Insurance & Medical Terms
Simple explanations of words you might see in your insurance letters, bills, and coverage documents.
Medical Necessity
This means a treatment is needed to protect your health. Insurance companies use this phrase when deciding if they will pay for something. If they say it's not "medically necessary," they're saying they don't think you need it.
Step Therapy
This is when your insurance company makes you try cheaper treatments first before they'll pay for the one your doctor actually wants. You have to show the cheaper ones didn't work before they'll approve the next one.
Appeal
An appeal is when you ask your insurance company to change their mind after they said no. You write a letter explaining why you need the treatment, and they have to review it again.
External Review
If your insurance company still says no after your appeal, you can ask for an outside doctor (who doesn't work for your insurance) to look at your case. This outside review is required by law.
Formulary
This is the list of drugs your insurance plan will help pay for. If a drug is not on the formulary, your insurance might not cover it at all, or you might have to pay a lot more.
Deductible
This is the amount of money you have to pay out of your own pocket before your insurance starts helping. For example, if your deductible is $1,000, you pay the first $1,000 of medical bills yourself.
Copay
A copay is a fixed amount you pay each time you get a service, like $30 for a doctor visit. Your insurance pays the rest. The amount is set by your plan.
Coinsurance
Coinsurance is the percentage of a bill you pay after you've met your deductible. For example, if your coinsurance is 20%, you pay 20% and your insurance pays 80%.
Out-of-Pocket Maximum
This is the most you'll ever have to pay in one year. Once you hit this number, your insurance pays 100% of covered services for the rest of the year.
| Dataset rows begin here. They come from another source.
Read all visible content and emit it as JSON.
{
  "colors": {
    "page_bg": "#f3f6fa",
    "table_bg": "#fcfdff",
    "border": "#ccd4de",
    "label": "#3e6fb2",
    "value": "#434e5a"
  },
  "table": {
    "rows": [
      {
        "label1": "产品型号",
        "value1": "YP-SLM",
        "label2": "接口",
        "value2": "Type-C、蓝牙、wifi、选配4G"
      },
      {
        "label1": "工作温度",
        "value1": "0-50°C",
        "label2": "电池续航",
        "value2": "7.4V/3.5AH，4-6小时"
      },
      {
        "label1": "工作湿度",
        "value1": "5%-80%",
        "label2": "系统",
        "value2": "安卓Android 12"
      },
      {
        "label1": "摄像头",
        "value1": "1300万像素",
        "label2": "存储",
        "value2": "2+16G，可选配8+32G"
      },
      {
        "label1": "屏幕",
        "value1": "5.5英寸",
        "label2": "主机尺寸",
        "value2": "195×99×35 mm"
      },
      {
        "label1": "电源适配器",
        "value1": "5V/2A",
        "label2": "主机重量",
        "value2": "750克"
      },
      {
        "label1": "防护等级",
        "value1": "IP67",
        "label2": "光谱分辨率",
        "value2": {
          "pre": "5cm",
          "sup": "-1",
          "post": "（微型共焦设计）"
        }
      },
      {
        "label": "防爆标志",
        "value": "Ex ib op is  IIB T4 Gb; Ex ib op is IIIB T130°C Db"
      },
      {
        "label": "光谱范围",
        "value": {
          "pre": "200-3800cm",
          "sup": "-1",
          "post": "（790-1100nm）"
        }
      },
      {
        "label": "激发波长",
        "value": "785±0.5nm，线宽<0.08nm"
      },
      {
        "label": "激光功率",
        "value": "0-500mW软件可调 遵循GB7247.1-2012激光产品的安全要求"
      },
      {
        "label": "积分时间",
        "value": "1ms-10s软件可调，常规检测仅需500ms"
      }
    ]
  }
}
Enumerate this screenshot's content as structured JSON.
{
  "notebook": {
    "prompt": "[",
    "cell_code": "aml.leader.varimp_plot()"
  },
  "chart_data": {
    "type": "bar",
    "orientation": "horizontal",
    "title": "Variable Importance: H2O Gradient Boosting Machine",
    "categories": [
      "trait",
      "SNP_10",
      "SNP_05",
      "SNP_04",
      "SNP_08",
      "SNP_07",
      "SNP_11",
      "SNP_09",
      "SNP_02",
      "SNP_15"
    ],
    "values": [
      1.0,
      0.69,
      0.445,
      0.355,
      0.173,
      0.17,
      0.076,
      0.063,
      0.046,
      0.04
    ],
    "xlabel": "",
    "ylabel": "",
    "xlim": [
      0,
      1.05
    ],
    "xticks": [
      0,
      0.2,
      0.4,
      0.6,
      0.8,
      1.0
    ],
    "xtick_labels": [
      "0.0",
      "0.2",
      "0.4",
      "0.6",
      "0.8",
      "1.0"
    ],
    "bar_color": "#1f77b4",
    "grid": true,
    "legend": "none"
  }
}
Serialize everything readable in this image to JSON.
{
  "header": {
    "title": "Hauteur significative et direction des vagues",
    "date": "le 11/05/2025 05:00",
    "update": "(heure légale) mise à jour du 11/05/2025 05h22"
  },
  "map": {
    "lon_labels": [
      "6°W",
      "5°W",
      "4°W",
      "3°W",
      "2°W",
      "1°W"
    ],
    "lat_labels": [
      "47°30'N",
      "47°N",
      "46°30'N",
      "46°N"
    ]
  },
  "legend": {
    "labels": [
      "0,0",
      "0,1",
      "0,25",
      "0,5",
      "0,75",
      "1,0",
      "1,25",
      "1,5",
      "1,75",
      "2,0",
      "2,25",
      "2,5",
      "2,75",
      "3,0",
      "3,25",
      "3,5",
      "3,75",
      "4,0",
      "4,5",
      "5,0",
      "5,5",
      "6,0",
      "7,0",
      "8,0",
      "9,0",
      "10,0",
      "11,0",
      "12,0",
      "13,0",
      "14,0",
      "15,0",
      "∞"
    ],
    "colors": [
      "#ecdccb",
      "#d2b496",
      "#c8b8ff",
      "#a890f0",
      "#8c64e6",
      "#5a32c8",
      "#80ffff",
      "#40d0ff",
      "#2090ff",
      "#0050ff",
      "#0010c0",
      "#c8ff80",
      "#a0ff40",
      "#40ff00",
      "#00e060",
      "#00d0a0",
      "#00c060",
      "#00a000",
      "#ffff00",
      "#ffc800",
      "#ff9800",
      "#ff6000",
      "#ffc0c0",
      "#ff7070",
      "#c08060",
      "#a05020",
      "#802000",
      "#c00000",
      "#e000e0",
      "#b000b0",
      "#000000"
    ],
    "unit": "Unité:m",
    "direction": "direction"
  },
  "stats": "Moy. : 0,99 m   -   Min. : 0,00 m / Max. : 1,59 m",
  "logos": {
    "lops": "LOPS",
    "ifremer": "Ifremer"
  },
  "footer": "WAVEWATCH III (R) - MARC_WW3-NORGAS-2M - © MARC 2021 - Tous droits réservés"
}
PBM (Pharmacy Benefit Manager)
A PBM is a company that manages which drugs your insurance covers and how much they cost. They work behind the scenes between your insurance company, your pharmacy, and the drug makers.
Utilization Management
This is how insurance companies decide if a treatment is needed and if they should pay for it. Prior authorization, step therapy, and reviews are all part of this process.
Peer-to-Peer Review
This is when your doctor talks directly with an insurance company doctor to explain why you need a treatment. It usually happens after insurance says no, and your doctor wants to make the case in person.
Letter of Medical Necessity
This is a letter your doctor writes explaining why you need a specific treatment. It tells the insurance company about your health history and why other treatments won't work for you.
EOB (Explanation of Benefits)
This is a paper or email your insurance sends after you get a service. It shows what was billed, what insurance paid, and what you still owe. It's not a bill — it's a summary.